Tree Thinking and Dichotomous Branching The Three Domains of Life

Overview

• Three recognized domains:

  • Bacteria

  • Archaea

  • Eukaryota

• Key concepts include the Last Universal Common Ancestor (LUCA) and the Last Eukaryotic Common Ancestor (LECA).

  

The Tree of Life

Cultural Significance

• The Tree of Life:

  • An archetype in various world mythologies and religions.

  • Symbolizes the origin and continuity of life.

Biological Importance

• Model and Research Tool:

  • Essential for exploring the evolution of life.

  • Highlights relationships among organisms.

• Assumption in Biology:

  • All organisms are related, tracing back to LUCA.

Phylogenetic Tree of Life Structure

Overview of Tree Composition

• Branches of Life:

  • Bacteria:

  • Sub-divisions include:

    • Spirochetes

    • Proteobacteria

    • Cyanobacteria

    • Planctomyces

    • Bacteroides

    • Cytophaga

    • Thermotoga

    • Aquifex

  • Archaea:

  • Examples include:

    • Methanosarcina

    • Methanobacterium

    • Halophiles

    • Methanococcus

    • Thermoproteus

    • Pyrodicticum

  • Eukaryota:

  • Includes:

    • Animals

    • Fungi

    • Plants

    • Protists (Ciliates, Flagellates, Trichomonads, Microsporidia, Diplomonads)

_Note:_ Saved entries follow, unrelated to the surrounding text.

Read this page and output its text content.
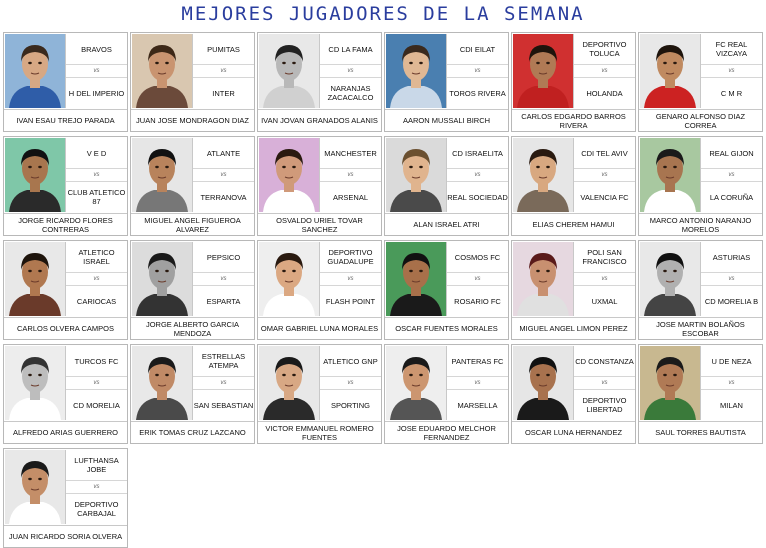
MEJORES JUGADORES DE LA SEMANA
BRAVOS
vs
H DEL IMPERIO
IVAN ESAU TREJO PARADA
PUMITAS
vs
INTER
JUAN JOSE MONDRAGON DIAZ
CD LA FAMA
vs
NARANJAS ZACACALCO
IVAN JOVAN GRANADOS ALANIS
CDI EILAT
vs
TOROS RIVERA
AARON MUSSALI BIRCH
DEPORTIVO TOLUCA
vs
HOLANDA
CARLOS EDGARDO BARROS RIVERA
FC REAL VIZCAYA
vs
C M R
GENARO ALFONSO DIAZ CORREA
V E D
vs
CLUB ATLETICO 87
JORGE RICARDO FLORES CONTRERAS
ATLANTE
vs
TERRANOVA
MIGUEL ANGEL FIGUEROA ALVAREZ
MANCHESTER
vs
ARSENAL
OSVALDO URIEL TOVAR SANCHEZ
CD ISRAELITA
vs
REAL SOCIEDAD
ALAN ISRAEL ATRI
CDI TEL AVIV
vs
VALENCIA FC
ELIAS CHEREM HAMUI
REAL GIJON
vs
LA CORUÑA
MARCO ANTONIO NARANJO MORELOS
ATLETICO ISRAEL
vs
CARIOCAS
CARLOS OLVERA CAMPOS
PEPSICO
vs
ESPARTA
JORGE ALBERTO GARCIA MENDOZA
DEPORTIVO GUADALUPE
vs
FLASH POINT
OMAR GABRIEL LUNA MORALES
COSMOS FC
vs
ROSARIO FC
OSCAR FUENTES MORALES
POLI SAN FRANCISCO
vs
UXMAL
MIGUEL ANGEL LIMON PEREZ
ASTURIAS
vs
CD MORELIA B
JOSE MARTIN BOLAÑOS ESCOBAR
TURCOS FC
vs
CD MORELIA
ALFREDO ARIAS GUERRERO
ESTRELLAS ATEMPA
vs
SAN SEBASTIAN
ERIK TOMAS CRUZ LAZCANO
ATLETICO GNP
vs
SPORTING
VICTOR EMMANUEL ROMERO FUENTES
PANTERAS FC
vs
MARSELLA
JOSE EDUARDO MELCHOR FERNANDEZ
CD CONSTANZA
vs
DEPORTIVO LIBERTAD
OSCAR LUNA HERNANDEZ
U DE NEZA
vs
MILAN
SAUL TORRES BAUTISTA
LUFTHANSA JOBE
vs
DEPORTIVO CARBAJAL
JUAN RICARDO SORIA OLVERA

• LUCA (Last Universal Common Ancestor):

  • Common ancestor for all current and past organisms.

Eukaryotic Specifics

• Eukaryotes:

  • Have organelles and a nuclear membrane.

• LECA (Last Eukaryotic Common Ancestor):

  • Represents the common ancestor of all eukaryotic organisms.

Differences Between Prokaryotes and Eukaryotes

• Prokaryotes (Bacteria and Archaea):

  • Lack cell organelles.

  • Many biochemical and rRNA markers separate Archaea from Bacteria.

Dichotomous Trees and Keys

Definition and Origin

• Dichotomous Trees:

  • The term derives from Greek:

  • Di- = two

  • -tomia = cutting

  • Represents the division of organisms into groups through a stepwise approach.

Biological Implications

• Illustrates an evolutionary assumption: Organisms split into groups one at a time.

• Emphasizes the sequence of evolutionary events, with proximity to the base/root signifying earlier origins.

Stepwise Approach to Sorting

• Utilized in dichotomous keys, valuable for identification or diagnosis.

• Reflects evolutionary relationships among organisms.

Examples of Dichotomous Keys (Plant Identification)

Basic Structure of a Dichotomous Key

• Example Inquiry:

  • Is the plant woody?

  • Yes → Proceed to step 1.

  • No → Proceed to step 1’. (herbaceous plants)

Further Example Steps for Classification

1. If woody:

   • Does the woody plant have flat and broad leaves?

     • Yes → Go to step 2.

     • No → Go to step 2’.

2. If flat and broad leaves:

   • Is the plant taller than 3 m?

     • Yes → (identifies as trees).

     • No → (identifies as shrubs).

3. If not flat and broad:

   • Are the leaves waxy and needle-like?

     • Yes → (identifies as conifers).

     • No → End classification based on other attributes.

Full Classification Example in Steps

• Plant Types Identified:

  • Herbaceous plants

  • Broadleaf trees

  • Broadleaf shrubs

  • Conifers

Key Takeaways

• Three Domains of Life:

  • Bacteria, Archaea, Eukaryota.

• LUCA:

  • A shared ancestor for all current and extinct organisms.

• LECA:

  • Represents the common ancestor to all eukaryotes.

• Importance of Tree Diagrams & Dichotomous Keys:

  • Illustrate sequential changes in evolutionary history.

  • Crucial tools for identifying and classifying organisms.